- Directed by: Fred Vogel
- Written by: Fred Vogel; Shelby Lyn Vogel;
- Produced by: Fred Vogel
- Starring: Bethany Newell; Perry Tiberio; Jessica Kennedy; Meghan O’Halloran;
- Cinematography: Shane Sauer
- Edited by: Bruce Hauver II
- Distributed by: TOETAG INC
- Release date: October 10, 2007;
- Running time: 87 minutes
- Country: United States
- Language: English

= The Redsin Tower =

2002 film by TOETAG Inc

The Redsin Tower is a 2006 indie low-budget horror film directed by Fred Vogel and written by Fred and Shelby Lyn Vogel. This is the third film produced and distributed by TOETAG INC, and the first film in their filmography to be a traditional three-act narrative. The Redsin Tower is noteworthy for its use of excessive gore, violence, and psychological horror. The plot centers around Kim, a girl trying to get over her ex-boyfriend by taking a trip with her friends to the Redsin tower, where the partying quickly becomes a fight for their lives.

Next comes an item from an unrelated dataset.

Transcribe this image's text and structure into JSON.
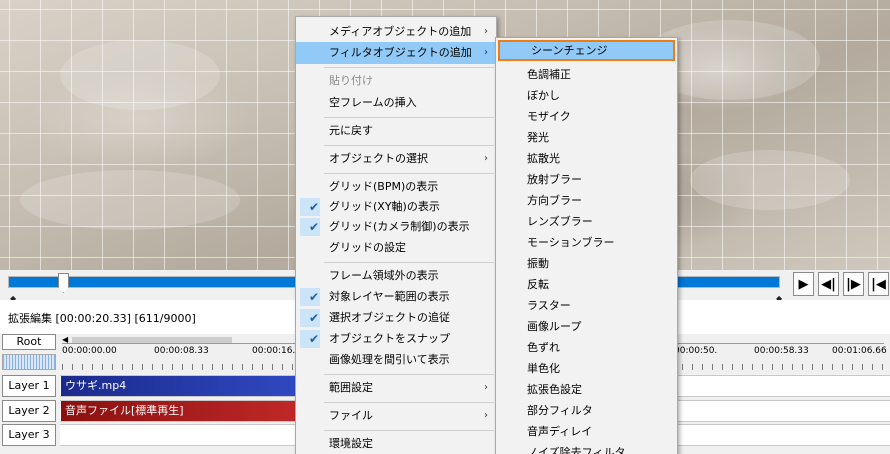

The film was distributed and released on DVD on October 10, 2007, by TOETAG INC.

== Cast ==
Bethany Newell as Kim Abrahams

Perry Tiberio as Mitch Allen

Jessica Kennedy as Becky Adams

Meghan O'Halloran as Emily Dickson

Peter Schmidt as Phil Pepper

Billy D. Martin as Carl Hinze

A.C. Earing as Steve Jacobs

Fred Vogel as Curtis Pepper

Shelby Jackson as Sandy

Kathie McDermitt as Smoking Woman

Nathaniel DeMarco as Big Ed

Cristie Whiles as Redsin's Wife

Jerami Cruise as Mateo Redsin

==Release==
The Redsin Tower initially premiered at Pioneer Theater in Manhattan on October 29, 2006. The film went on to be played at Fantasia 2007 and Freak Show Horror Film Festival 2007 in Orlando.

=== Awards ===

| Year | Festival | Award | Recipients |
|---|---|---|---|
| 2007 | Freak Show Horror Film Festival | Best Actress | Bethany Newell |
| 2007 | Freak Show Horror Film Festival | Best Special FX Makeup | Jerami Cruise |

==Reception==

Horror society says “The Redsin Tower is a surprisingly well-shot horror film” in comparison to TOETAG Inc's previous August Underground series, giving the film a rating of 3.5/5. Jay Alan from Horror News wrote that “There are guts pouring, heads rolling, maggots and blood squirting, grotesque vomiting and the absolute best ax murder I’ve ever seen. “
Johnny Butane of Dead Central writes, "The horrible things that happen to these kids [are] spaced out in such a way that the actions fit into the overall narrative quite nicely, which makes the film as a whole even more enjoyable."